Сейчас же поселение превратилось в рассадник безумия и кровожадной алчности. Ведьмы, вооружённые вилами, раскалёнными кочергами и склянками с воспламеняющейся смесью, кружили по улицам, рыскали по заброшенным домам, время от времени разражаясь утробным смехом и дикими воплями. На появление чужаков все они реагировали одинаково — немедленно бросались в драку, не вступая в разговоры.
Ферн с трудом пробился через обезумевшую деревушку к самому высокому строению, стоящему на краю обрыва. Это место навевало какие-то смутные воспоминания, будто бы из прошлой жизни или из забытых снов. Над серыми скалами возвышались башенки с остроконечными крышами, наводящими на мысли о ядовитых грибах. По обе стороны вымощенной булыжником дорожки стояли столбы с подвешенными и распятыми на них высохшими трупами. В небе кружили вороны, и их хриплое карканье рождало удивительно гармоничное созвучие с истошными воплями местных ведьм, сплетаясь в симфонию упадка и безумия.

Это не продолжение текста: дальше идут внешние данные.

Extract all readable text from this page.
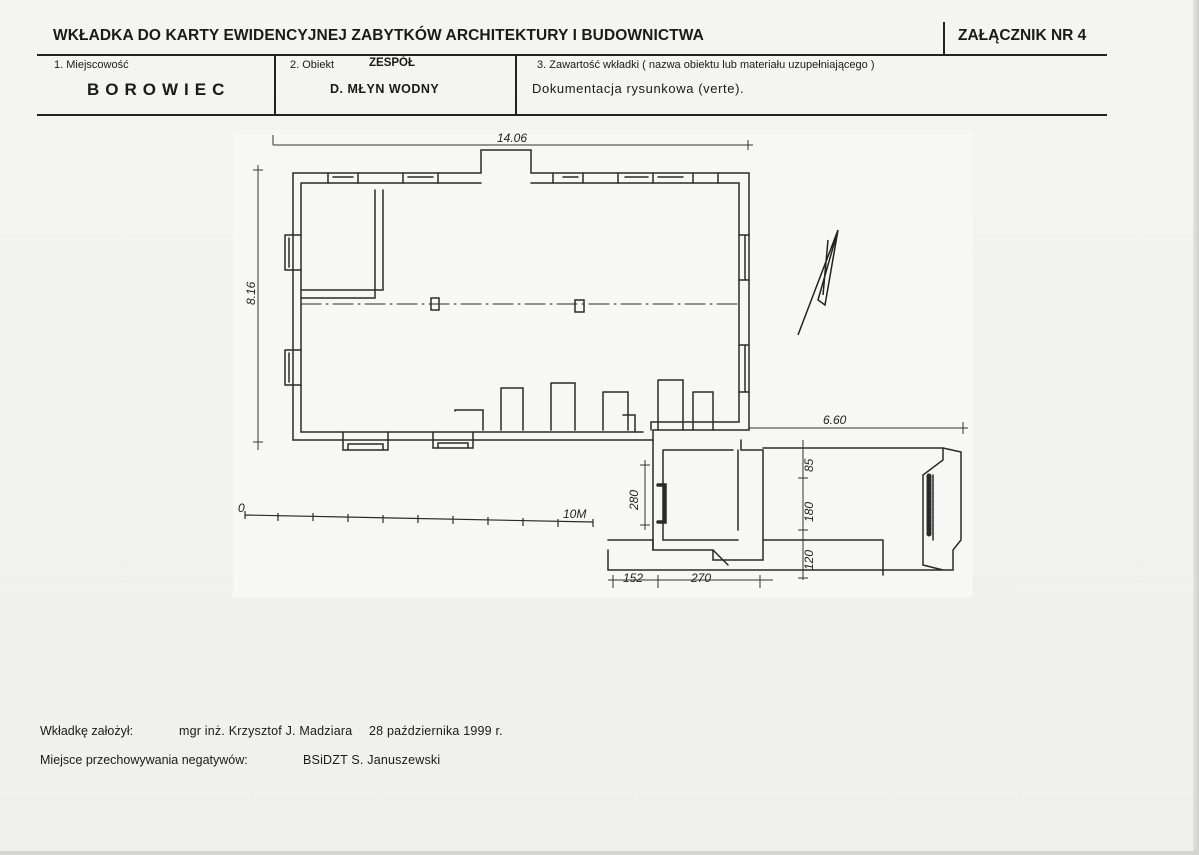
WKŁADKA DO KARTY EWIDENCYJNEJ ZABYTKÓW ARCHITEKTURY I BUDOWNICTWA	ZAŁĄCZNIK NR 4
1. Miejscowość
BOROWIEC
2. Obiekt	ZESPÓŁ
D. MŁYN WODNY
3. Zawartość wkładki ( nazwa obiektu lub materiału uzupełniającego )
Dokumentacja rysunkowa (verte).
14.06
8.16
6.60
85
180
120
280
152	270
0	10M
Wkładkę założył:	mgr inż. Krzysztof J. Madziara 28 października 1999 r.
Miejsce przechowywania negatywów:	BSiDZT S. Januszewski
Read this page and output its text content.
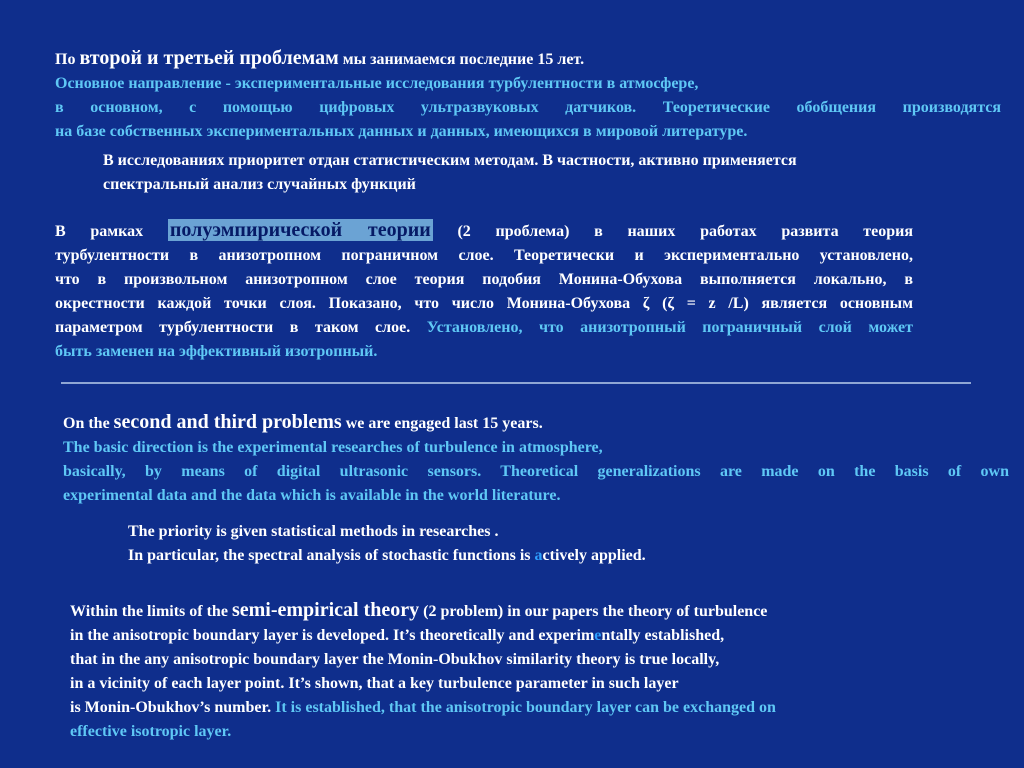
По второй и третьей проблемам мы занимаемся последние 15 лет.
Основное направление - экспериментальные исследования турбулентности в атмосфере,
в основном, с помощью цифровых ультразвуковых датчиков. Теоретические обобщения производятся
на базе собственных экспериментальных данных и данных, имеющихся в мировой литературе.
В исследованиях приоритет отдан статистическим методам. В частности, активно применяется
спектральный анализ случайных функций
В рамках полуэмпирической теории (2 проблема) в наших работах развита теория
турбулентности в анизотропном пограничном слое. Теоретически и экспериментально установлено,
что в произвольном анизотропном слое теория подобия Монина-Обухова выполняется локально, в
окрестности каждой точки слоя. Показано, что число Монина-Обухова ζ (ζ = z /L) является основным
параметром турбулентности в таком слое. Установлено, что анизотропный пограничный слой может
быть заменен на эффективный изотропный.
On the second and third problems we are engaged last 15 years.
The basic direction is the experimental researches of turbulence in atmosphere,
basically, by means of digital ultrasonic sensors. Theoretical generalizations are made on the basis of own
experimental data and the data which is available in the world literature.
The priority is given statistical methods in researches .
In particular, the spectral analysis of stochastic functions is actively applied.
Within the limits of the semi-empirical theory (2 problem) in our papers the theory of turbulence
in the anisotropic boundary layer is developed. It’s theoretically and experimentally established,
that in the any anisotropic boundary layer the Monin-Obukhov similarity theory is true locally,
in a vicinity of each layer point. It’s shown, that a key turbulence parameter in such layer
is Monin-Obukhov’s number. It is established, that the anisotropic boundary layer can be exchanged on
effective isotropic layer.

Просторное помещение на первом этаже дома было завалено обломками деревянных кроватей. Некоторые сохранились чуть лучше, и Ферн, задержав дыхание, чтобы не вдыхать отвратительную пыль, которая, казалось, состояла из рассыпавшихся в прах мертвых тел, с ужасом разглядывал привязанные к дощатым щитам мумифицированные трупы с вырезанными глазными яблоками. Чем эти мерзкие старухи тут занимались?..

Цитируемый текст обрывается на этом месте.